Records reveal that a one bedroomed apartment in the northern suburbs of Johannesburg was sold for R740, 000. You will need a total of R1290, which is to be paid for monthly expenses such as levies and rates. The apartment can be rented out for around R7, 000 per month, which leaves you with an overall investment of 17.25%. This again proves that property investment can be a reliable and sound opportunity.

If you are interested in investing in real estate but you do not want to have the problems of bad tenants, maintenance or even theft. Then you need to consider investing in Listed Properties. This option means you don’t buy any physical property yourself, but only invest in a property fund. They, in turn, invest in real estate companies. The main advantage in this investment, is that you can have money invested in various assets like residential, commercial, industrial or even retail properties. You can also own stocks in shopping malls, townhouse complexes and office blocks. Some of the top property funds in South Africa today are “Absa Property Real Equity Fund”, “Stanlib Property Income Fund” and “Prudential Enhamced SA Property Tracker Fund to name only a few.

Tips for Investing in Property

Research and knowledge of the property market can only give you advantage. Know your stuff before jumping into something, especially if you are new to the arena. If you don’t know the ins and outs of property investments, it would be advantageous to seek out a professional financial advisor or consultant. This may cost a little extra but will save you going forward. The cost of not being informed and making mistakes will take a lot more from you.
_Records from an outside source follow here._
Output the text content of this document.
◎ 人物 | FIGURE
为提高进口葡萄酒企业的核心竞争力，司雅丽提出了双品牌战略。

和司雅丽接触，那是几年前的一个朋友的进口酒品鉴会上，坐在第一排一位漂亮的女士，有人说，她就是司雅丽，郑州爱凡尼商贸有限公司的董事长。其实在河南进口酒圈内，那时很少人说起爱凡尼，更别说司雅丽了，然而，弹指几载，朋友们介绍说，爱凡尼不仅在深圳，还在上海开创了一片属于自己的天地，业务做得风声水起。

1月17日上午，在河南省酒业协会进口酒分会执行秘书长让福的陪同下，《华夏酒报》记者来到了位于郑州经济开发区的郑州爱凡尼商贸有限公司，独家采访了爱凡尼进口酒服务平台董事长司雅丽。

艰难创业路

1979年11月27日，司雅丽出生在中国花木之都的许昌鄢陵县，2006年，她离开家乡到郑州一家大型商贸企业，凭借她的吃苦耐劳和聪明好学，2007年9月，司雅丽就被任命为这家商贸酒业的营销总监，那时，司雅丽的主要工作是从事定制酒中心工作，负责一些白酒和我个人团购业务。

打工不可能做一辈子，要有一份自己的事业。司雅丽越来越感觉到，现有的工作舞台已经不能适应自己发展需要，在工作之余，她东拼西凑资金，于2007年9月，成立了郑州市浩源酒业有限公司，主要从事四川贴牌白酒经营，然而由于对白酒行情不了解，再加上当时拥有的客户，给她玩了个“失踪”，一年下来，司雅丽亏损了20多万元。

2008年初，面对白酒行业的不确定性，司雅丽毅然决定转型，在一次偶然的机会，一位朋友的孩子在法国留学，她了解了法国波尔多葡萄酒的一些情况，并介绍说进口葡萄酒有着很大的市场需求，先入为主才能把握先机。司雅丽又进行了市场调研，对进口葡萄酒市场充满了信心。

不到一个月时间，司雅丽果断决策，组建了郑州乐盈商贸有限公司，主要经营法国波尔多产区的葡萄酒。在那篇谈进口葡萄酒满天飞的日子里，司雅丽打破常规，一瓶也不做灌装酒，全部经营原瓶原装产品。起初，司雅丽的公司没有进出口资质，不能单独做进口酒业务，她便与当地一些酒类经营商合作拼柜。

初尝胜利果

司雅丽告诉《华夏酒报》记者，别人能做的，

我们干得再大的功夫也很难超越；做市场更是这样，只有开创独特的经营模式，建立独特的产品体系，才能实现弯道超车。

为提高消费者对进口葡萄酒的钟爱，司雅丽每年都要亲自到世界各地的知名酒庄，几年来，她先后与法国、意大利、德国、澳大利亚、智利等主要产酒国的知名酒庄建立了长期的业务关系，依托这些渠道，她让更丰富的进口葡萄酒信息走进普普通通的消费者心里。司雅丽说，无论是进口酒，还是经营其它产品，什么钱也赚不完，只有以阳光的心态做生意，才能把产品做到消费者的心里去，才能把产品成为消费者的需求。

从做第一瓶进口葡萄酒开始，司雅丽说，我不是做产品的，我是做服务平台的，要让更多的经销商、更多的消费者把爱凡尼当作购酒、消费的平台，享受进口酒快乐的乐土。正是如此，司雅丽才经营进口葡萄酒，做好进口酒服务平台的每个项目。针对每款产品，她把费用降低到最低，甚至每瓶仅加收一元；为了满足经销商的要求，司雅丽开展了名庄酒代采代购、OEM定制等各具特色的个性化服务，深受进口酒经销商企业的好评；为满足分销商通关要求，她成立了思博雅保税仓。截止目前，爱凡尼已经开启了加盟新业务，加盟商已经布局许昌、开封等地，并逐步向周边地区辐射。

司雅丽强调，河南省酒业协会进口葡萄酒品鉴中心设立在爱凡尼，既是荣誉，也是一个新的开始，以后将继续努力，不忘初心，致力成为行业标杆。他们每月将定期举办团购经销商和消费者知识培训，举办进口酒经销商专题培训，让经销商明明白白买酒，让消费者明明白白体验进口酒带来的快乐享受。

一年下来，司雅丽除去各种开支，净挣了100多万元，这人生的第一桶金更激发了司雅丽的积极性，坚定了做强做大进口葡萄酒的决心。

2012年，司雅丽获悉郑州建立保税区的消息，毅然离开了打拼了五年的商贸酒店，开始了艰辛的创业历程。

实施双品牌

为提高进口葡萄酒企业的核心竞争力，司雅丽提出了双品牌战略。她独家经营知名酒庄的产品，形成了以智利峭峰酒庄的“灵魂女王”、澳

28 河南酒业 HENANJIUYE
One of the major factors to consider when looking at investment properties for sale, is the location. Depending on what type of property you want to invest in, location is always important. Those areas that are more for families will need to be close to things like schools, shops and main roads. Single entrepreneurs and the older members of society would look for convenience and security. Always do your research to decide what property type you wish to invest in. Considering buying property to sell later? Make sure you know all about future developments in the area, new roads that are going to be built. Anything that can affect the value of the property. The most viable area in South Africa is the Western Cape as the property market has increase by more than 10.35%.

When owning a property, it is always a good idea to be ahead of maintenance issues. Make sure everything is working properly instead of waiting for something to happen, which can only ensure you have a profitable outcome. If maintenance is left to the last minute always leads to increased costs. A property that looks good, has a good track record and is in a good location will always be very desirable.

Try to pay cash for your investments, it is better than taking out a loan. But if this is impossible then it is a good idea that you should be able to afford the loan payments even if you have renters that do not pay. Not having enough money to cover costs may cause the whole investment to be more of a burden than anything else. Make sure you plan for and know all the expenses involved.

If you are toying with the idea of buying residential, commercial or industrial property, it is difficult to choose. All these properties have different types of risks. But if you are a first-time buyer, then it will be advisable to try out residential properties for sale first.